Il tricologo mi ha guardato, sì, e mi ha detto “scommetto anche alle unghie…””non si preoccupi, tornerà ad avere i suoi artigli”… Artigli, proprio così. Con sorrisetto di chi se li prova sulla schiena, dico, certi artigli. Che se non fossi stata, ad occhio, la sua zietta zitella, avrei pure pensato che ce stava a provà. Il tricologo. Il tricologo poi ha detto “c’ha una testa di capelli tale” che però almeno detto da lui non suona come quelli che ti dicono “perderli, tu? Ma va quanti ne hai”, come se a perdere tre dita contarne sette rimanenti fosse una strategia consolatoria vincente.
Così oggi l’ho capito, i capelli come gli amici quest’anno. Chissà se come idea scientifica la posso far passare. Sto perdendo tanti capelli perché perdo degli amici. O il contrario. Però il tricologo ha detto che fan così, i capelli, a scoppio ritardato sulle anestesie e sulle vancomicine. E ha detto soprattutto “ha una ricrescita pazzesca, si vede bene, stia tranquilla”. E infatti vede, gli direi, la mia teoria sta proprio in piedi perché per qualche amico perso, quest’anno ne sono apparsi e ricresciuti altri.
Come i miei capelli, che la ricrescita si sa riccia non è, è argentatissima, arruffata e diversa. E gli amici nuovi, son proprio diversi, non dico arruffati, questo no, ma si vede che ci sono, argentati anch’essi e fuori dal coro.

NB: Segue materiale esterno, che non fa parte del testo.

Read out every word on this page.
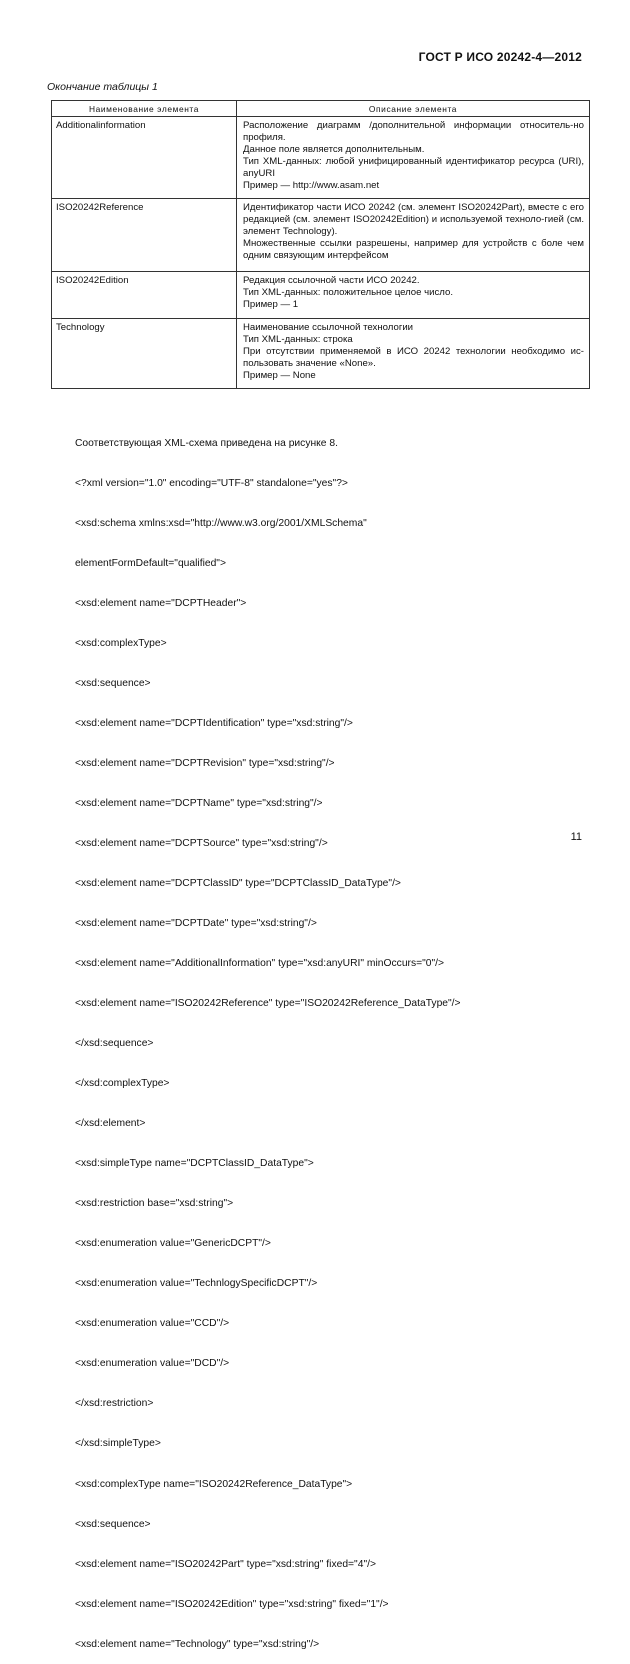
ГОСТ Р ИСО 20242-4—2012
Окончание таблицы 1
Наименование элемента	Описание элемента
Additionalinformation	Расположение диаграмм /дополнительной информации относитель-но профиля.
Данное поле является дополнительным.
Тип XML-данных: любой унифицированный идентификатор ресурса (URI), anyURI
Пример — http://www.asam.net

ISO20242Reference	Идентификатор части ИСО 20242 (см. элемент ISO20242Part), вместе с его редакцией (см. элемент ISO20242Edition) и используемой техноло-гией (см. элемент Technology).
Множественные ссылки разрешены, например для устройств с боле чем одним связующим интерфейсом

ISO20242Edition	Редакция ссылочной части ИСО 20242.
Тип XML-данных: положительное целое число.
Пример — 1

Technology	Наименование ссылочной технологии
Тип XML-данных: строка
При отсутствии применяемой в ИСО 20242 технологии необходимо ис-пользовать значение «None».
Пример — None

Соответствующая XML-схема приведена на рисунке 8.

<?xml version="1.0" encoding="UTF-8" standalone="yes"?>

<xsd:schema xmlns:xsd="http://www.w3.org/2001/XMLSchema"

elementFormDefault="qualified">

<xsd:element name="DCPTHeader">

<xsd:complexType>

<xsd:sequence>

<xsd:element name="DCPTIdentification" type="xsd:string"/>

<xsd:element name="DCPTRevision" type="xsd:string"/>

<xsd:element name="DCPTName" type="xsd:string"/>

<xsd:element name="DCPTSource" type="xsd:string"/>

<xsd:element name="DCPTClassID" type="DCPTClassID_DataType"/>

<xsd:element name="DCPTDate" type="xsd:string"/>

<xsd:element name="AdditionalInformation" type="xsd:anyURI" minOccurs="0"/>

<xsd:element name="ISO20242Reference" type="ISO20242Reference_DataType"/>

</xsd:sequence>

</xsd:complexType>

</xsd:element>

<xsd:simpleType name="DCPTClassID_DataType">

<xsd:restriction base="xsd:string">

<xsd:enumeration value="GenericDCPT"/>

<xsd:enumeration value="TechnlogySpecificDCPT"/>

<xsd:enumeration value="CCD"/>

<xsd:enumeration value="DCD"/>

</xsd:restriction>

</xsd:simpleType>

<xsd:complexType name="ISO20242Reference_DataType">

<xsd:sequence>

<xsd:element name="ISO20242Part" type="xsd:string" fixed="4"/>

<xsd:element name="ISO20242Edition" type="xsd:string" fixed="1"/>

<xsd:element name="Technology" type="xsd:string"/>

11
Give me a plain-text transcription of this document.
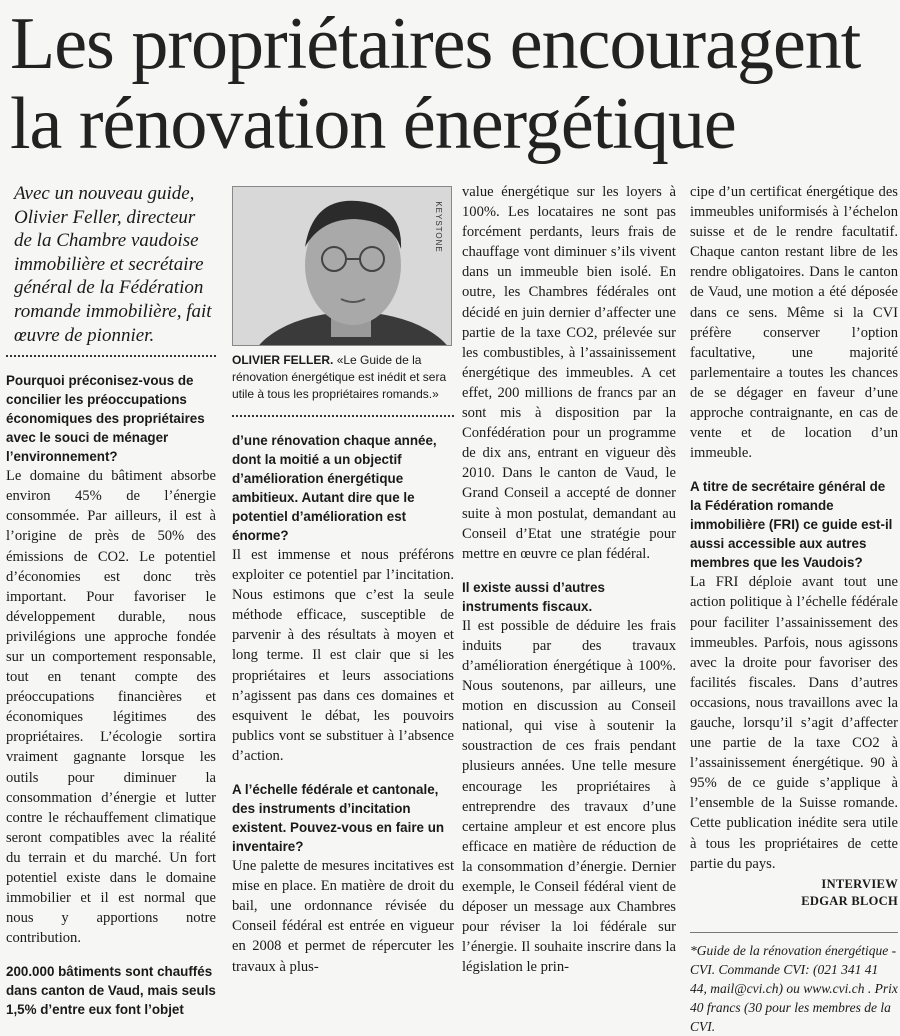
Les propriétaires encouragent la rénovation énergétique

Avec un nouveau guide, Olivier Feller, directeur de la Chambre vaudoise immobilière et secrétaire général de la Fédération romande immobilière, fait œuvre de pionnier.

Pourquoi préconisez-vous de concilier les préoccupations économiques des propriétaires avec le souci de ménager l’environnement?

Le domaine du bâtiment absorbe environ 45% de l’énergie consommée. Par ailleurs, il est à l’origine de près de 50% des émissions de CO2. Le potentiel d’économies est donc très important. Pour favoriser le développement durable, nous privilégions une approche fondée sur un comportement responsable, tout en tenant compte des préoccupations financières et économiques légitimes des propriétaires. L’écologie sortira vraiment gagnante lorsque les outils pour diminuer la consommation d’énergie et lutter contre le réchauffement climatique seront compatibles avec la réalité du terrain et du marché. Un fort potentiel existe dans le domaine immobilier et il est normal que nous y apportions notre contribution.

200.000 bâtiments sont chauffés dans canton de Vaud, mais seuls 1,5% d’entre eux font l’objet

KEYSTONE

OLIVIER FELLER. «Le Guide de la rénovation énergétique est inédit et sera utile à tous les propriétaires romands.»

d’une rénovation chaque année, dont la moitié a un objectif d’amélioration énergétique ambitieux. Autant dire que le potentiel d’amélioration est énorme?

Il est immense et nous préférons exploiter ce potentiel par l’incitation. Nous estimons que c’est la seule méthode efficace, susceptible de parvenir à des résultats à moyen et long terme. Il est clair que si les propriétaires et leurs associations n’agissent pas dans ces domaines et esquivent le débat, les pouvoirs publics vont se substituer à l’absence d’action.

A l’échelle fédérale et cantonale, des instruments d’incitation existent. Pouvez-vous en faire un inventaire?

Une palette de mesures incitatives est mise en place. En matière de droit du bail, une ordonnance révisée du Conseil fédéral est entrée en vigueur en 2008 et permet de répercuter les travaux à plus-

value énergétique sur les loyers à 100%. Les locataires ne sont pas forcément perdants, leurs frais de chauffage vont diminuer s’ils vivent dans un immeuble bien isolé. En outre, les Chambres fédérales ont décidé en juin dernier d’affecter une partie de la taxe CO2, prélevée sur les combustibles, à l’assainissement énergétique des immeubles. A cet effet, 200 millions de francs par an sont mis à disposition par la Confédération pour un programme de dix ans, entrant en vigueur dès 2010. Dans le canton de Vaud, le Grand Conseil a accepté de donner suite à mon postulat, demandant au Conseil d’Etat une stratégie pour mettre en œuvre ce plan fédéral.

Il existe aussi d’autres instruments fiscaux.

Il est possible de déduire les frais induits par des travaux d’amélioration énergétique à 100%. Nous soutenons, par ailleurs, une motion en discussion au Conseil national, qui vise à soutenir la soustraction de ces frais pendant plusieurs années. Une telle mesure encourage les propriétaires à entreprendre des travaux d’une certaine ampleur et est encore plus efficace en matière de réduction de la consommation d’énergie. Dernier exemple, le Conseil fédéral vient de déposer un message aux Chambres pour réviser la loi fédérale sur l’énergie. Il souhaite inscrire dans la législation le prin-

cipe d’un certificat énergétique des immeubles uniformisés à l’échelon suisse et de le rendre facultatif. Chaque canton restant libre de les rendre obligatoires. Dans le canton de Vaud, une motion a été déposée dans ce sens. Même si la CVI préfère conserver l’option facultative, une majorité parlementaire a toutes les chances de se dégager en faveur d’une approche contraignante, en cas de vente et de location d’un immeuble.

A titre de secrétaire général de la Fédération romande immobilière (FRI) ce guide est-il aussi accessible aux autres membres que les Vaudois?

La FRI déploie avant tout une action politique à l’échelle fédérale pour faciliter l’assainissement des immeubles. Parfois, nous agissons avec la droite pour favoriser des facilités fiscales. Dans d’autres occasions, nous travaillons avec la gauche, lorsqu’il s’agit d’affecter une partie de la taxe CO2 à l’assainissement énergétique. 90 à 95% de ce guide s’applique à l’ensemble de la Suisse romande. Cette publication inédite sera utile à tous les propriétaires de cette partie du pays.

INTERVIEW

EDGAR BLOCH

*Guide de la rénovation énergétique - CVI. Commande CVI: (021 341 41 44, mail@cvi.ch) ou www.cvi.ch . Prix 40 francs (30 pour les membres de la CVI.
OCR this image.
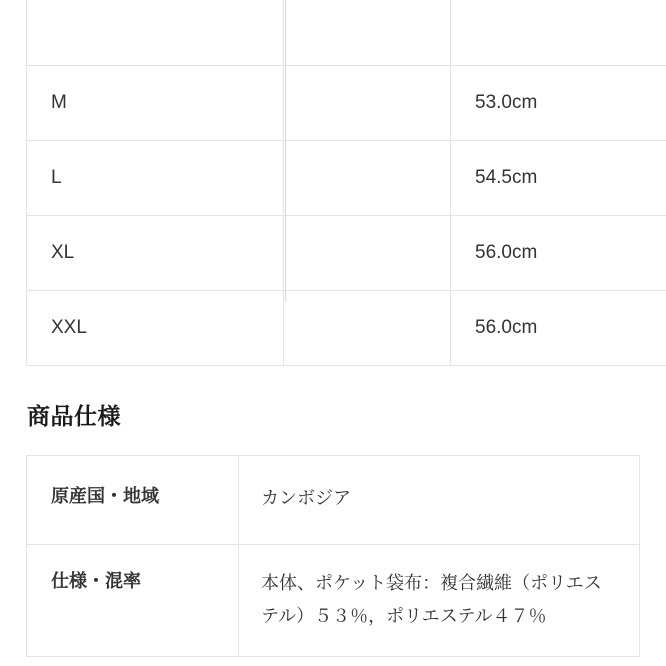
M		53.0cm
L		54.5cm
XL		56.0cm
XXL		56.0cm
商品仕様
原産国・地域	カンボジア

仕様・混率	本体、ポケット袋布：複合繊維（ポリエステル）５３％，ポリエステル４７％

Questo post non si chiama “il tricologo” né “capelli e amici” però. Perché è un sabato di giugno, favonio, tardo pomeriggio come quelli là, quei sabati là, quel sabato là, attanagliata da una precisa nostalgia che mi accerchia come col compasso e suona come quando ti dicono “ancora? Dopo quattro anni?” come se a perdere un sogno e contarne altri rimanenti fosse una strategia consolatoria (sempre) vincente.
Come cazzo è che cadono i capelli, ricrescono gli amici, e le nostalgie fan quel cazzo che vogliono, eh.